Les comptes rendus du Conseil Municipal de Thônex ont montré l'égoïsme, l'absence de compréhension des enjeux régionaux, les visions étriquées de l'ensemble du Conseil Municipal. Votre égoïsme a fait la honte de tout un canton et de toute une région. Votre incapacité à comprendre les problèmes des Genevois chassés de Thônex vous rend indignes d'assumer de telles responsabilités. Thônex est l'une des rares communes où aucune liste ne comprend ce qui est en train de se passer dans notre agglomération binationale. L'abstention est donc la seule solution en attendant qu'une nouvelle génération ne s'engage.

Cordialement,

Antoine Vielliard

Écrit par : Antoine Vielliard (Saint Julien en Genevois) | 04/03/2011

Toujours aussi constructif le père CEDH, on aimerait pouvoir se loger dans vos immeubles d'argumentations.

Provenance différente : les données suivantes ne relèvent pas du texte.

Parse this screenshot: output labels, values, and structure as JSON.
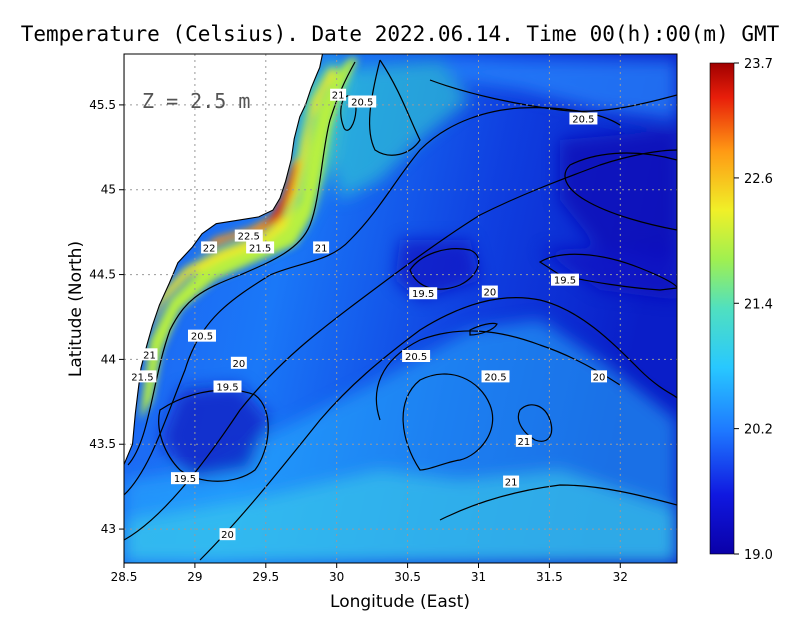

Vous devez avoir une vie bien pépère pour être si satisfait du logement et de la mobilité genevoise. Vous qui parlez si bien de la France d'en haut, n'êtes vous pas la Marquise qui ne voit rien venir et qui se trouve si belle en son miroir.

Écrit par : Volodia Pauleff | 05/03/2011

@ Volodia Pauleff

Il semble que de lire le projet de Constitution jusqu'à l'article 169 dépasse vos capacités. Qu'y puis-je si vous ne pouvez pas vous rendre compte que l'adoption de cette disposition conduirait à l'impossibilité de construire des logements à loyer accessibles à Genève.

Mais au fait, vous qui semblez être partisan de ceux qui ont adopté le projet constitutionnel bloquant toute construction de logement à prix raisonnables à Genève, êtes-vous MCG niais ou libéral-radical cynique ?

Écrit par : CEDH | 05/03/2011

@ UnSuisse

Ne faudrait-il pas suspendre l'application des accords de libre circulation ? Cela permettrait à Genève, maître chez elle, de diminuer, par le jeux des migrations naturelles et non par des expulsions, sa population étrangère.

Ce qui provoquerait une détente sur le marché du logement.

De plus, Genève pourrait contrôler le marché du travail et ainsi diminuer le chômage et les pressions sur les rémunérations et conditions de travail. Sans compter la baisse des charges sociales, l'augmentation de l'impôt moyen perçu et la diminution des "zones prioritaires d'éducation".

Quant à la France, elle pourrait, elle aussi, librement réguler l'afflux de nouveaux "colons", retrouvant sa souveraineté. Ce qui démontre que Genève et le Genevois français payent les pots cassés par les accords de libre circulation.

Après tout, il y a à Genève quelque 120'000 citoyens de l'UE contre 30'000 "colons" qui ont "envahi" le Genevois français (chiffre et expressions de M. Vielliard) et, précisons, une minorité de 120'000 ressortissant de l'UE travaille pour des multinationales.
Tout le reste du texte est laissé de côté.